Chorus: They are suppliants and strangers
Who look to our city for help.
To reject them is to defy the gods.
Chorus: My lord, their hard lot wins my pity. Never yet
Have I seen nobleness so vanquished by mischance.
Macaria: Then you need no more dread the attack of Argive spears.
Before you bid me, Iolaus, I am myself
Ready to die, and give my blood for sacrifice.
What could we say, when Athens is prepared to face
Great peril for our sake, if we ourselves, who laid
This burden on their shoulders, having it in our power
To bring them victory, draw back and shrink from death?
Never! We should command not sympathy but scorn
If we, who sat here weeping as suppliants to the gods,
Demonstrate that a father such as Heracles
Can beget cowards!
Chorus: I believe that no man becomes prosperous,
No man falls into disaster,
Except by the will of heaven;
Nor does good fortune always attend
The same house, but differing fortunes
Follow close upon one another.
Fate brings low those that were high;
The unhonoured fate makes prosperous.
To evade destiny is forbidden;
Not by wisdom shall a man resist it;
He who attempts this will spend
His length of life in fruitless struggle.
Well, The Children of Heracles is definitely not one of Euripides’ stronger plays. It feels a bit like a propaganda piece on behalf of Athens, which seems uncharacteristic of Euripides, who was frequently willing to critique and criticize the city. But really I think the reason this is such an unsatisfying play is that the danger never seems particularly threatening. I mean, there are some momentary setbacks in this play, but then within a few lines the problems are resolved pretty arbitrarily.
For instance, when Demophon—king of Athens—learns that the only way for Athens to defeat the Argive army is to sacrifice the virgin daughter of a king to Demeter, he refuses to sacrifice his child or any of the Athenians’ children. So Iolaus’ initial reaction is to despair. But then—for no particularly convincing reason—Macaria, Heracles’ daughter, comes out of the temple and is all like, “Well, I want to be sacrificed so my brothers can live,” and while initially Iolaus isn’t exactly on board, he is swayed pretty quickly to let her be sacrificed. But I guess it doesn’t matter that much because she’s a girl, and in Attic drama getting sacrifice to save the men in one’s family tends to be about the best fate a girl can have (Iphigenia in Iphigenia at Aulis makes a similar statement).

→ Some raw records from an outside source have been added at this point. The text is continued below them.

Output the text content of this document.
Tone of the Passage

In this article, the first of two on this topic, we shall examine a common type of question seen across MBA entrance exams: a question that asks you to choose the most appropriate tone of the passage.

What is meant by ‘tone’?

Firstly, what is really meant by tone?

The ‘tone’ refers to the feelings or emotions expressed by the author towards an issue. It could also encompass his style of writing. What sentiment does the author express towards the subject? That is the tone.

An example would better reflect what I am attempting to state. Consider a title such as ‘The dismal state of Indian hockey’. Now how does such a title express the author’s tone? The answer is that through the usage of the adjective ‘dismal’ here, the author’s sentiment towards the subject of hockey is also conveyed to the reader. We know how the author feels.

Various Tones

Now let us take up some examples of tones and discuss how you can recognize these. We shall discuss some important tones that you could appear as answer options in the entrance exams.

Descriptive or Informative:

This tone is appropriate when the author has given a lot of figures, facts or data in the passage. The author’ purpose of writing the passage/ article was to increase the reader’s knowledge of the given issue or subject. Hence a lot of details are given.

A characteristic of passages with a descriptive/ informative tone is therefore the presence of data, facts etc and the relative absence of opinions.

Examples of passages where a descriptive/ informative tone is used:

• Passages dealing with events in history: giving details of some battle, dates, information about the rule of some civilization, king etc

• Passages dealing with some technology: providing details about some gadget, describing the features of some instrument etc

I want this play to be doing something interesting and critical, I want it to confront Athenian ideology and prejudice, because that is how I think of Euripides. The only way I see this play potentially fitting into that larger critical project is if the play is purposefully so bad and so blandly slavish in its praise of Athens that this is the critique—Euripides parodies Athenians’ high opinion of their city making it ridiculous and banal. But I don’t know if I find this reading totally convincing.
The other thing that troubles me about this play is that it is generically amorphous. It isn’t a comedy because it’s not funny and it doesn’t have any of the structural elements of comedy. It isn’t really a tragedy because there is no noble person brought low, and the people we are most inclined to identify with all have a positive result. It might be a romance, because the admirable characters go from being in peril to safety and there is a kind of odd reconciliation at the end, when king Eurytheus of Argos promises that burying his body in a certain place will bring Athens luck and protect them from future enemies. But there is not love story, which I feel is a crucial component of a romance. But that may be a prejudice I impose on the classical genre based on the modern usage of the genre name “romance,” I’m not sure whether a love plot is absolutely necessary for a romance in the ancient sense. (None the less, I’m listing this as a romance for my own categorization purposes).